Mysteriöse Untote: Tai Zhaomei (Li Gengxi) in „Resurrection“
Visuelle Superkraft: Das Kino-Epos „Resurrection“ surft durch die Filmhistorie
Andrei Tarkowskis sagenumwobenes Science-Fiction-Rätsel „Stalker“ (1979) hat ihn geprägt: Der chinesische Regisseur Bi Gan, 37, ist ein Poet des Kinos, ein zu Bildgewalt und Fantasterei neigender Künstler. Sein dritter Film, „Resurrection“, in Cannes 2025 mit dem Spezialpreis der Jury ausgezeichnet, tritt Tarkowskis Erbe an, hält dabei aber Respektabstand zu den Ideen und Bildern des sowjetischen Meisters, sucht lieber eigene Mittel und Wege.
„Resurrection“ ist futuristisch und retrospektiv zugleich: Die Maschine, die den Menschen halluzinieren lässt, ist eine Erfindung aus dem späten 19. Jahrhundert. Man nennt sie: das Kino. Mit einer gewagten These geht dieser Film ins Rennen: Das Geheimnis des ewigen Lebens bestehe aus dem Verzicht aufs Träumen. Der Tod bedroht die Menschheit nicht mehr, denn Menschen ohne Träume, heißt es eingangs, seien wie Kerzen, die nicht brennen. Die Droge der „Fantasmer“, wie die das Sterben akzeptierenden Wachträumenden hier heißen, ist der Film.
Mit der Vertreibung aus dem Kinosaal beginnt die labyrinthische Erzählung, in liebevoll rekonstruierter Pre-Cinema- und Stummfilmästhetik. Eine – von dem taiwanesischen Filmstar Shu Qi gespielte – Agentin, die Fantasmer aufspüren und eliminieren soll, ist von dem sterbenden Menschenmonster (Jackson Yee), das sie aufspürt, derart gerührt, dass sie ihm hilft, in den letzten Stunden seines Lebens 100 Jahre Filmgeschichte zu durchmessen: Sie legt einen 35mm-Film in den Projektor, der sich in seinem Körperinneren findet.
Jägerin der Träumer: Der taiwanesische Filmstar Shu Qi in "Resurrection"
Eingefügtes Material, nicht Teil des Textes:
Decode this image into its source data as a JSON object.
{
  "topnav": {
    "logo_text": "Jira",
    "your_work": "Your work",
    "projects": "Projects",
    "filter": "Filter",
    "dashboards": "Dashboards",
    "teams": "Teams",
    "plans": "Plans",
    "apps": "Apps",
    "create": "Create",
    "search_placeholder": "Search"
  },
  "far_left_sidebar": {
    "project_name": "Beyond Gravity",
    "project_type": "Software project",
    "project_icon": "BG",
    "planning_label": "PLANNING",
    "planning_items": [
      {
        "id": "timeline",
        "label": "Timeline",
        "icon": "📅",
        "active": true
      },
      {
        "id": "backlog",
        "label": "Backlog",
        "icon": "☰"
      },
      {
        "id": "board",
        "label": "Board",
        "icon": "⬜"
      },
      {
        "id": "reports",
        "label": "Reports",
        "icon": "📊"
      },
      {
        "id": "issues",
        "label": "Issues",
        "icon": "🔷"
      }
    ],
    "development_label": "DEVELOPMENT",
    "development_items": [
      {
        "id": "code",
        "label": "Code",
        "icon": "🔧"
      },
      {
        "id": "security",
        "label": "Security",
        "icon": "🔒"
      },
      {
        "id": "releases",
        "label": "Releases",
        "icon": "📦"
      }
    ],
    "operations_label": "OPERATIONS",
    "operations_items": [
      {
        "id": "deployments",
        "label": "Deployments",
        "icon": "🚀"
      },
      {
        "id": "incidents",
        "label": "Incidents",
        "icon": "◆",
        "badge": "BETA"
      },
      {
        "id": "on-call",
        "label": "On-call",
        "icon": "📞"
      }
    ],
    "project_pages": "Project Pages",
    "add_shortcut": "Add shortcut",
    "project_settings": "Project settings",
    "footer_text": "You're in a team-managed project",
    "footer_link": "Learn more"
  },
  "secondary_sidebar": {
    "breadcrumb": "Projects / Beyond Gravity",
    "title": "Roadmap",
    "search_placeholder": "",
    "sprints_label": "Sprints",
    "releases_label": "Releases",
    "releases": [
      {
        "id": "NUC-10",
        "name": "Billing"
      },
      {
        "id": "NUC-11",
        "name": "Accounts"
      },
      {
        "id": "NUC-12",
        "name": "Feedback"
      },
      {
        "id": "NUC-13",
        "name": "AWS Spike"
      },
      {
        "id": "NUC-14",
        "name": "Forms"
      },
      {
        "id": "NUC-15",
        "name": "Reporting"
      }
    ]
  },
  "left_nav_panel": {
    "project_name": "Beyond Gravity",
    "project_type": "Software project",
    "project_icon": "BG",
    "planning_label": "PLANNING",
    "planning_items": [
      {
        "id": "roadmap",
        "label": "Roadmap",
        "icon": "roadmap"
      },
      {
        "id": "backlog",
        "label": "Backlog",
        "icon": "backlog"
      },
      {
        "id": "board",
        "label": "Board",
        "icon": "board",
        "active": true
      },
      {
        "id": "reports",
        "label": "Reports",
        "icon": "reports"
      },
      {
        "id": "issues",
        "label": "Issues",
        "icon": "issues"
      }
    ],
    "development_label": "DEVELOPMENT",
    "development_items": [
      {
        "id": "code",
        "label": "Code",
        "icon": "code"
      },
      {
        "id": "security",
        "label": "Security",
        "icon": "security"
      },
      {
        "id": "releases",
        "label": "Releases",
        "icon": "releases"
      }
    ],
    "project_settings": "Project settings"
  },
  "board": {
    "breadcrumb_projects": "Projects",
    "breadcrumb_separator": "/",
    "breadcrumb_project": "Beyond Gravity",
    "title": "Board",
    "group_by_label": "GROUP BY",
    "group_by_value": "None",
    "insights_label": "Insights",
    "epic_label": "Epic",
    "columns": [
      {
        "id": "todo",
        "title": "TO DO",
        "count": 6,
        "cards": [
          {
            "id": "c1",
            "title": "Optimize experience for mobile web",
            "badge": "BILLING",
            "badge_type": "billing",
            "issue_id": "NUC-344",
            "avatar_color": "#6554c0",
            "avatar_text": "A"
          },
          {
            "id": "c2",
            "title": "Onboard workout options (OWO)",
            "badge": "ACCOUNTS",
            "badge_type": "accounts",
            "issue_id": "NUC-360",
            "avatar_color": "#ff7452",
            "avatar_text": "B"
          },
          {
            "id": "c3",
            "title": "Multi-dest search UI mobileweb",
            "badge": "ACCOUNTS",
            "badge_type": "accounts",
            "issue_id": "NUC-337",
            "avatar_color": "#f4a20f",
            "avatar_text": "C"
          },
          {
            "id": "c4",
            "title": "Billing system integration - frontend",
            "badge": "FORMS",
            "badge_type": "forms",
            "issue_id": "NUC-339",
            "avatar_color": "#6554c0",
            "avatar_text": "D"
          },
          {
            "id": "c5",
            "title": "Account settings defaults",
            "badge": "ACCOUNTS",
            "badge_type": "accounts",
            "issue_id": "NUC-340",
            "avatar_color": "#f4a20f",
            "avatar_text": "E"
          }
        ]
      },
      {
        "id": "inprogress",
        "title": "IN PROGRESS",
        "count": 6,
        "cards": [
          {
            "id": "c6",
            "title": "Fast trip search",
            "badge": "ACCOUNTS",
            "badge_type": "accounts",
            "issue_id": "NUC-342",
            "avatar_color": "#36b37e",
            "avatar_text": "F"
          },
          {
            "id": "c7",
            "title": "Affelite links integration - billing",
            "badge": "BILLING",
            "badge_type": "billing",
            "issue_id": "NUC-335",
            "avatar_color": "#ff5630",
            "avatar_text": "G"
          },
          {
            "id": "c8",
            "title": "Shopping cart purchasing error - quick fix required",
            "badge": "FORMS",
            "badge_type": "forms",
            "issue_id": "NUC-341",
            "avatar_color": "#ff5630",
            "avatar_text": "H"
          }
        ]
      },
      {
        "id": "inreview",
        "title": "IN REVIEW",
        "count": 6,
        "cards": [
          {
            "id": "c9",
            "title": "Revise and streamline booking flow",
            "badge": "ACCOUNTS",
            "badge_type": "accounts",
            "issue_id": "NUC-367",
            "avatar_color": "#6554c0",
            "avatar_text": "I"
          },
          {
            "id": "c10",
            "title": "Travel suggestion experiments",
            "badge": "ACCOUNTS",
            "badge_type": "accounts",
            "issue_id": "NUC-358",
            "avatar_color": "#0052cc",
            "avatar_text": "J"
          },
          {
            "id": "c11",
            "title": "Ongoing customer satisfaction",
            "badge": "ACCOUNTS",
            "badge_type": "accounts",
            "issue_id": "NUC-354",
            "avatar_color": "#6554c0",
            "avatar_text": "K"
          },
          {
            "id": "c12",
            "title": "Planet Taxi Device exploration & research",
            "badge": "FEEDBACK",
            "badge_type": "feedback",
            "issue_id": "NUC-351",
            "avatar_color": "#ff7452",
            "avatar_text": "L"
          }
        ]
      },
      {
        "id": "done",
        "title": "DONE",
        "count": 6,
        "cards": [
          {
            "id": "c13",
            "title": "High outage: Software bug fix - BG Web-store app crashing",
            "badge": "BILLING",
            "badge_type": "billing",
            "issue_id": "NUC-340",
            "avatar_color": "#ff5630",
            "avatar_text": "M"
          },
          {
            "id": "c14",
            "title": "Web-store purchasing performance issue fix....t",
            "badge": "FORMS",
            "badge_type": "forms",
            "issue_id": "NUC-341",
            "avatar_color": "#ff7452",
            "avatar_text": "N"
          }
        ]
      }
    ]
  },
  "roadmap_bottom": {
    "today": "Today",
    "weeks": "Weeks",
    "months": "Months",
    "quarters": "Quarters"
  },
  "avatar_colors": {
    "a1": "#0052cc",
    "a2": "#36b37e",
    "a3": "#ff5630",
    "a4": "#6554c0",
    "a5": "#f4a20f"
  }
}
Das klingt mehr als ein bisschen durchgedreht, aus gutem Grund: Die KI-gestützten, gespenstisch-expressionistischen Welten, die Bi Gan anfangs entwirft, sind Gestaltwandler; sie mutieren, im Spiegelkabinett der Kinohistorie, zu Film-Noir- und postmodernen Szenerien. Das Wunderbilderkino, das „Resurrection“ bisweilen auch an die Grenze zum Kunstgewerblichen führt, endet, nach einer virtuos bewegten, 36-minütigen Szene ohne Schnitt, wieder im Kino: mit der Wiederauferstehung des alten Filmmediums, des kollektiven Träumens.